Tools Used for data preparation and Visualization
- JMP Pro – For data cleaning and transformation
- Tableau – To visualize how communication and purchasing patterns are evolved over a period of 2 and half years in Kasios international
- Gephi – To visualize how suspected employees of Kasios International are connected with each other and with other employees in the organization
Data Preparation
JMP Pro
- For 4 organizational level files, imported files to JMP and renamed 4 columns as Source, Etype, Destination, TimeStamp (as input CSV files did not have column names). Also, changed the column's data types.
- Created 2 new columns -
- Start Date – with the single value - May 11, 2015: 14:00
- Event Date – calculated with the formula -
Start Date + TimeStamp
- Appended all 4 files together into Info_Conc which contains 26,046,471 rows and saved as text file.
- Also, joined this file with CompanyIndex file to add source and destination names to file.
- Similarly a consolidated file is created to append all suspicious communications and purchases details in Suspicious_conc which contains 137 rows.

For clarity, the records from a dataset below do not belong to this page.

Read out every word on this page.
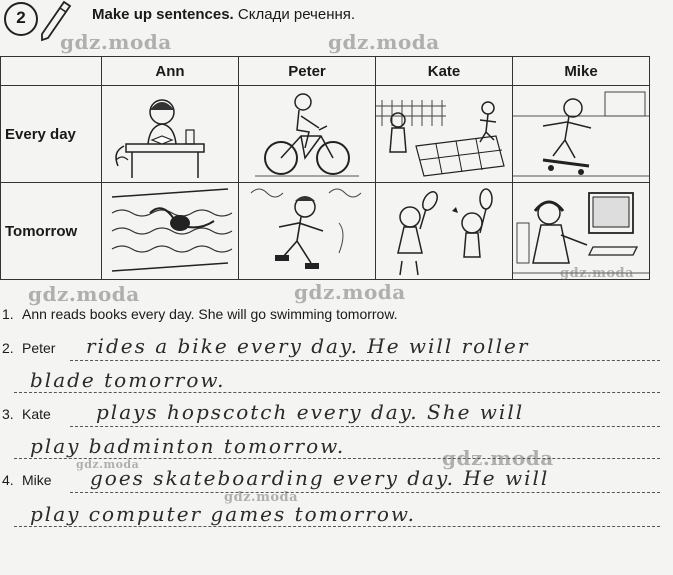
2	Make up sentences. Склади речення.
	Ann	Peter	Kate	Mike
Every day	

Tomorrow	

gdz.moda	gdz.moda
gdz.moda	gdz.moda
gdz.moda
gdz.moda
gdz.moda
gdz.moda
1. Ann reads books every day. She will go swimming tomorrow.
2. Peter rides a bike every day. He will roller
blade tomorrow.
3. Kate plays hopscotch every day. She will
play badminton tomorrow.
4. Mike goes skateboarding every day. He will
play computer games tomorrow.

- Selected suspicious people’s extended network by taking overlapping of suspicious employees file with the whole organization file Info_conc. Inner join of whole network with suspicious employee file is taken by matching source from Info_conc with employee id. Similarly, destination is matched with the employee id and then these 2 resultant files were concatenated. This file contains 2,172 rows.
Gephi 0.9.2
- To create Workspace1 to determine network of suspicious employees
- Nodes are created from Suspicious_node.csv – file contains id and labels of suspicious employees. Number of records = 20
- Edges are created from Suspicious_conc.csv – file contains source and target with employee ids. number of records = 137
- Layout selected – Force Atlas 2
- To create Workspace2 to determine network of suspicious employees with rest of the organization
Nodes are created from Suspicious_node.csv – file contains id and labels of suspicious employees. Number of records = 20 Edges are created from Suspicious_NW.csv – files contains communication and purchase details to and from suspicious employees to rest of the organization. no. of records = 2172 Layout selected – Yifan Hu
- To create Workspace3 to answer question 3
To solve Question 3, I have added 3 new employees to suspicious group of people and saved it as "Suspicious_Associated_node_Q3.csv". Also, I extracted their transactions from Info_conc.jmp file by taking inner joins with source and destination, as explained in steps above and saved that file as "Suspicious_Associated_trans_Q3.csv".
- Suspicious_Associated_node_Q3.csv - has 23 rows and 2 columns Id and Label
- Suspicious_Associated_trans_Q3.csv - has 93,733 rows and columns with Source, destination and timeline information.
I have imported both of these files in Gephi as nodes and edges respectively and created network graph using Force Atlas 2 Layout. After importing the nodes and edges to Gephi, I have manually removed the other nodes which are not part of extended suspicious group as the intention is to observe suspicious activities within a close group of "bad actors".
To add time interval, I went to the Data Laboratory, clicked on "Merge Columns and selected event_dt to create time interval.